As is common in these stories, no one in the international poetry establishment suspected a thing as McOdindo collected one award after another. A sharp-eyed reader of one of his victims exposed him, at which he immediately shut down his blog and disappeared from the face of the earth.


… Wendy Taylor, whose 43-year-old sundial sculpture stands on the banks of the River Thames near London’s Tower Bridge, told British news outlet The Independent that a holidaying art aficionado alerted her to the apparent replica [of the piece in Shanghai].

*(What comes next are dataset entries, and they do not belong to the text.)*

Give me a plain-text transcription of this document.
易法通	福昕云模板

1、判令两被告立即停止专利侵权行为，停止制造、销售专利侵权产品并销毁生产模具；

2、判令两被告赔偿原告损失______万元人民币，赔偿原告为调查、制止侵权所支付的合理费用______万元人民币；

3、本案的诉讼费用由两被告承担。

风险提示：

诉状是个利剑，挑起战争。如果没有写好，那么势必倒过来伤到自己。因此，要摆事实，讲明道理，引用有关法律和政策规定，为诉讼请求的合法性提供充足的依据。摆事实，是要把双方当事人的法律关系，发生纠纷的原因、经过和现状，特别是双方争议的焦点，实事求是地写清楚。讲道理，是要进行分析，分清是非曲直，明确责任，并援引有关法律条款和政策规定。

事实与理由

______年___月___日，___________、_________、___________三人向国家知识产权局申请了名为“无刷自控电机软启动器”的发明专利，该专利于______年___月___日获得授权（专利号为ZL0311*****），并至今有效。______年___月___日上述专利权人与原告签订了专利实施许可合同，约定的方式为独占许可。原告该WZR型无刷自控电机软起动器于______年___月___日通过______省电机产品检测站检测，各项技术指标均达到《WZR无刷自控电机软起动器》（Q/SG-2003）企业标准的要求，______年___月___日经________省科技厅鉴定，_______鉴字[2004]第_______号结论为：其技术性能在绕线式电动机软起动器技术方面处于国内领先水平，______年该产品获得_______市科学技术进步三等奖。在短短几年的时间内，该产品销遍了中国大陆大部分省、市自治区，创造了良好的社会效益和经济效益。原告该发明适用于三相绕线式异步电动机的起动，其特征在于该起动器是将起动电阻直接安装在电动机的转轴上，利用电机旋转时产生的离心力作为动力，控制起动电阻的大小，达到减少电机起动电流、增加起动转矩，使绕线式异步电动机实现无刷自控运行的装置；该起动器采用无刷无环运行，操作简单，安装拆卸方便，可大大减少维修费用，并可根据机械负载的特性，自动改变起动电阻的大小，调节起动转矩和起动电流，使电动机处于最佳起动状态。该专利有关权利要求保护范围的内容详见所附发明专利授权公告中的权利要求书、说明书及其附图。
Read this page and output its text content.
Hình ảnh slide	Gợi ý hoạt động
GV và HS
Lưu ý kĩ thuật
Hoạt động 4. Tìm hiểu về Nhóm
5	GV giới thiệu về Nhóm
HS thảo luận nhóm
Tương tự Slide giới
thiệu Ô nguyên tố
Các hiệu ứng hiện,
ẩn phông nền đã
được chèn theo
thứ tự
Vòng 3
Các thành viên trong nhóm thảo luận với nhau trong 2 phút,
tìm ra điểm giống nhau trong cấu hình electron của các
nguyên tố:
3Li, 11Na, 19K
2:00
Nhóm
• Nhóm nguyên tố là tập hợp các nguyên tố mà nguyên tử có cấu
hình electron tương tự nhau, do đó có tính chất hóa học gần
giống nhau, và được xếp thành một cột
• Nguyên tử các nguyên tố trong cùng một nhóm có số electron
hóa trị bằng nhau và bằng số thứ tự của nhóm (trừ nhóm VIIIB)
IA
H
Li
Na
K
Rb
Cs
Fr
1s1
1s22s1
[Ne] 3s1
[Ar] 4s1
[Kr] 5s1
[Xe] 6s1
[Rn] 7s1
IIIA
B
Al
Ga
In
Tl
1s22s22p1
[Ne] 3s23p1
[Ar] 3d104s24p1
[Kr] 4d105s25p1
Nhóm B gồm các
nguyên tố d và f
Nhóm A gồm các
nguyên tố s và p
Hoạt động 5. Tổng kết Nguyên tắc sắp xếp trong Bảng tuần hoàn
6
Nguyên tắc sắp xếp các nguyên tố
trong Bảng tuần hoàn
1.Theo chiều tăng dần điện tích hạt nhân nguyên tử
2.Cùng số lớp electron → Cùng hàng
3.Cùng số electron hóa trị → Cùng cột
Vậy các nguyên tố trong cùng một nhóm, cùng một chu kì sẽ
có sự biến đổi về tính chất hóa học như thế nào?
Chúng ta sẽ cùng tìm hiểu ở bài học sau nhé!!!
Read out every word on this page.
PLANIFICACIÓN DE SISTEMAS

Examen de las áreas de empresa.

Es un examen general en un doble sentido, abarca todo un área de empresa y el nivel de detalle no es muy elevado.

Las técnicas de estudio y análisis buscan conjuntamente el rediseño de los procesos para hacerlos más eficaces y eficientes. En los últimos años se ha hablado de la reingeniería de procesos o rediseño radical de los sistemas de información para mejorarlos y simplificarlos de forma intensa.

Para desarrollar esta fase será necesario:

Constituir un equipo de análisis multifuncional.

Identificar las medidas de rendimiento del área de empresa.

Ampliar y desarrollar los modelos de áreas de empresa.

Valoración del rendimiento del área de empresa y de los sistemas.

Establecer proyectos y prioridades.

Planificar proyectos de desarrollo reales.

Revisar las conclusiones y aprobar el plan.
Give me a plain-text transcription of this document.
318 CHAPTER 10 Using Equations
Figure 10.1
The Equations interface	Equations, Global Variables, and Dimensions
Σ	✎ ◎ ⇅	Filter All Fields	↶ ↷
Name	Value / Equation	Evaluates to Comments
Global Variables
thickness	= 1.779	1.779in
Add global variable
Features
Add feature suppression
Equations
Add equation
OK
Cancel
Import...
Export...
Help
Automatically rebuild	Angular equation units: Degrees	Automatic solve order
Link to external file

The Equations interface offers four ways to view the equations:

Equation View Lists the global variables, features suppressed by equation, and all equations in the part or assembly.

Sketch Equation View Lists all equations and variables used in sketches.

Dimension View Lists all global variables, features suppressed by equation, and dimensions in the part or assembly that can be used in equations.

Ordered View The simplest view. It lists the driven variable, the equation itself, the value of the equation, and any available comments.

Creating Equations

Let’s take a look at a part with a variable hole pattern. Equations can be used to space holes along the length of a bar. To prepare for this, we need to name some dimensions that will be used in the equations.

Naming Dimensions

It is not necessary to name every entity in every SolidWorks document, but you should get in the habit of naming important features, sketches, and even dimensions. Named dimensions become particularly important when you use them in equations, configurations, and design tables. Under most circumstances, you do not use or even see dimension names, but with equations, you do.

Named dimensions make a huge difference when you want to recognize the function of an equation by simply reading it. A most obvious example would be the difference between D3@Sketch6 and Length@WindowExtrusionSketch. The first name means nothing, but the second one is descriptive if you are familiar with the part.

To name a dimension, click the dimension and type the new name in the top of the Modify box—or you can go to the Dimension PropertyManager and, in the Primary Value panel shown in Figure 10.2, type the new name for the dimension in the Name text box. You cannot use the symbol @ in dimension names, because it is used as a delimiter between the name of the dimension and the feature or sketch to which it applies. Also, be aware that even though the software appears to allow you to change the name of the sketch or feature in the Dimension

… The Chinese version, by an unspecified artist, has stood in a park next to the Huangpu river, which courses through the commercial hub, since 2006, Shanghai media reports said.

It has since been removed and [a] journalist saw park workers filling its circular base with plants and flowers on Thursday.

At the same time [journalists watched] workers removing two other statues, one of which resembled “Lute Being Played by Evert Taube”, which stands in the Swedish capital Stockholm.

The other bore a striking similarity to the centrepiece statue of the Gloucester Fisherman’s Memorial in Gloucester, Massachusetts.

Might as well get all our spring cleaning done at the same time.